I tried to make the queries and the structure as readable and "simple" as possible.. if you have questions, shoot!

krakazyabra commented 1 year ago

So you don't have Nextcloud set up with S3 as primary ?

S3 is primary, but I'm using undocumented class objectstore_multibucket:

  array (
    'class' => '\\OC\\Files\\ObjectStore\\S3',
    'arguments' =>
    array (
      'num_buckets' => 1500000,
      'bucket' => 'nextcloud-',
      'autocreate' => true,
      'key' => 'admin',
      'secret' => 'secret',
      'use_ssl' => true,
      'hostname' => 'awesome-url',
      'port' => 9000,
      'use_path_style' => true,
    ),
  ),

I have Minio S3 in local infrastructure.

One can add an S3 account to every user.. even with local as primary.. is that the way you work?

well, that's hard to explain S3 principles, but I have one big scope, where admin user is nextcloud (check in config key and secret). this user is allowed to create buckets. Each nextcloud's user has his own bucket.

mrAceT commented 1 year ago

S3 is primary, but I'm using undocumented class objectstore_multibucket:

Needed to reed into that one a bit ;) You use this because of your large amount of data?
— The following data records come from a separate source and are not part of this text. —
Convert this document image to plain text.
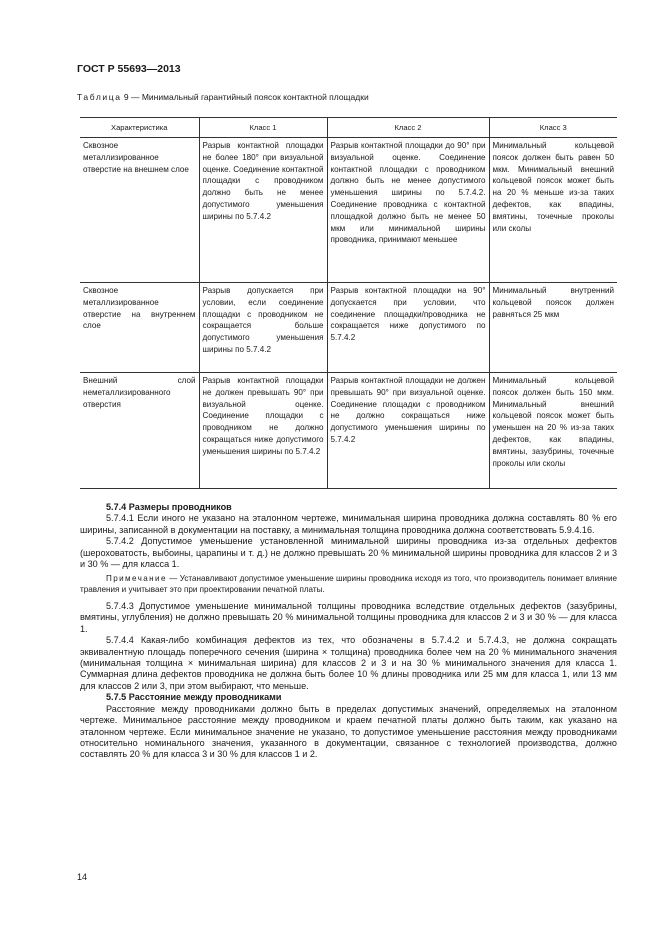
ГОСТ Р 55693—2013
Таблица 9 — Минимальный гарантийный поясок контактной площадки
Характеристика	Класс 1	Класс 2	Класс 3
Сквозное металлизированное отверстие на внешнем слое	Разрыв контактной площадки не более 180° при визуальной оценке. Соединение контактной площадки с проводником должно быть не менее допустимого уменьшения ширины по 5.7.4.2	Разрыв контактной площадки до 90° при визуальной оценке. Соединение контактной площадки с проводником должно быть не менее допустимого уменьшения ширины по 5.7.4.2. Соединение проводника с контактной площадкой должно быть не менее 50 мкм или минимальной ширины проводника, принимают меньшее	Минимальный кольцевой поясок должен быть равен 50 мкм. Минимальный внешний кольцевой поясок может быть на 20 % меньше из-за таких дефектов, как впадины, вмятины, точечные проколы или сколы
Сквозное металлизированное отверстие на внутреннем слое	Разрыв допускается при условии, если соединение площадки с проводником не сокращается больше допустимого уменьшения ширины по 5.7.4.2	Разрыв контактной площадки на 90° допускается при условии, что соединение площадки/проводника не сокращается ниже допустимого по 5.7.4.2	Минимальный внутренний кольцевой поясок должен равняться 25 мкм
Внешний слой неметаллизированного отверстия	Разрыв контактной площадки не должен превышать 90° при визуальной оценке. Соединение площадки с проводником не должно сокращаться ниже допустимого уменьшения ширины по 5.7.4.2	Разрыв контактной площадки не должен превышать 90° при визуальной оценке. Соединение площадки с проводником не должно сокращаться ниже допустимого уменьшения ширины по 5.7.4.2	Минимальный кольцевой поясок должен быть 150 мкм. Минимальный внешний кольцевой поясок может быть уменьшен на 20 % из-за таких дефектов, как впадины, вмятины, зазубрины, точечные проколы или сколы
5.7.4 Размеры проводников

5.7.4.1 Если иного не указано на эталонном чертеже, минимальная ширина проводника должна составлять 80 % его ширины, записанной в документации на поставку, а минимальная толщина проводника должна соответствовать 5.9.4.16.

5.7.4.2 Допустимое уменьшение установленной минимальной ширины проводника из-за отдельных дефектов (шероховатость, выбоины, царапины и т. д.) не должно превышать 20 % минимальной ширины проводника для классов 2 и 3 и 30 % — для класса 1.

Примечание — Устанавливают допустимое уменьшение ширины проводника исходя из того, что производитель понимает влияние травления и учитывает это при проектировании печатной платы.

5.7.4.3 Допустимое уменьшение минимальной толщины проводника вследствие отдельных дефектов (зазубрины, вмятины, углубления) не должно превышать 20 % минимальной толщины проводника для классов 2 и 3 и 30 % — для класса 1.

5.7.4.4 Какая-либо комбинация дефектов из тех, что обозначены в 5.7.4.2 и 5.7.4.3, не должна сокращать эквивалентную площадь поперечного сечения (ширина × толщина) проводника более чем на 20 % минимального значения (минимальная толщина × минимальная ширина) для классов 2 и 3 и на 30 % минимального значения для класса 1. Суммарная длина дефектов проводника не должна быть более 10 % длины проводника или 25 мм для класса 1, или 13 мм для классов 2 или 3, при этом выбирают, что меньше.

5.7.5 Расстояние между проводниками

Расстояние между проводниками должно быть в пределах допустимых значений, определяемых на эталонном чертеже. Минимальное расстояние между проводником и краем печатной платы должно быть таким, как указано на эталонном чертеже. Если минимальное значение не указано, то допустимое уменьшение расстояния между проводниками относительно номинального значения, указанного в документации, связанное с технологией производства, должно составлять 20 % для класса 3 и 30 % для классов 1 и 2.

14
I read that 'multi bucket' may be needed for some S3 providers because of limitations..

Of what I read, is this still an issue nowadays?

[update] I use 'OVH' and I checked there, it says: Maximum number of objects in a bucket: Unlimited

So I think "I'm good" (?)

krakazyabra commented 1 year ago

Needed to reed into that one a bit ;)

https://github.com/nextcloud/server/wiki/How-to-test-S3-primary-storage

You use this because of your large amount of data?

Because we can + by design. As I said, we're using own local S3 storage (min.io). you can distribute data between nodes more flexible. plus it will be easier to escalate data of customer.

mrAceT commented 1 year ago

A day nothing learned, is a day lost, learned something today ;)

In any case, this script does not support multiple primary S3 storages.. so you will need to "hack the script". If you have questions, shoot!

PS: to get this working I created a small nextcloud installation with my "live config" and started digging in the database entries to figure out "where is what" and started testing with my migration script.. I think that is the best way to go.. I didn't want to start "hacking around" with 100+Gb of "real data of real users".. I think that is the best route too with 2Pb of data.. ;)

krakazyabra commented 1 year ago

If you have any questions you can find me in telegram @krakazyabra

mrAceT commented 1 year ago

AD: I took a look at my S3->local script.. With you having multiple S3 buckets.. I think you probably need to comment a number of warnings that won't apply to you

PS: sent you a message on telegram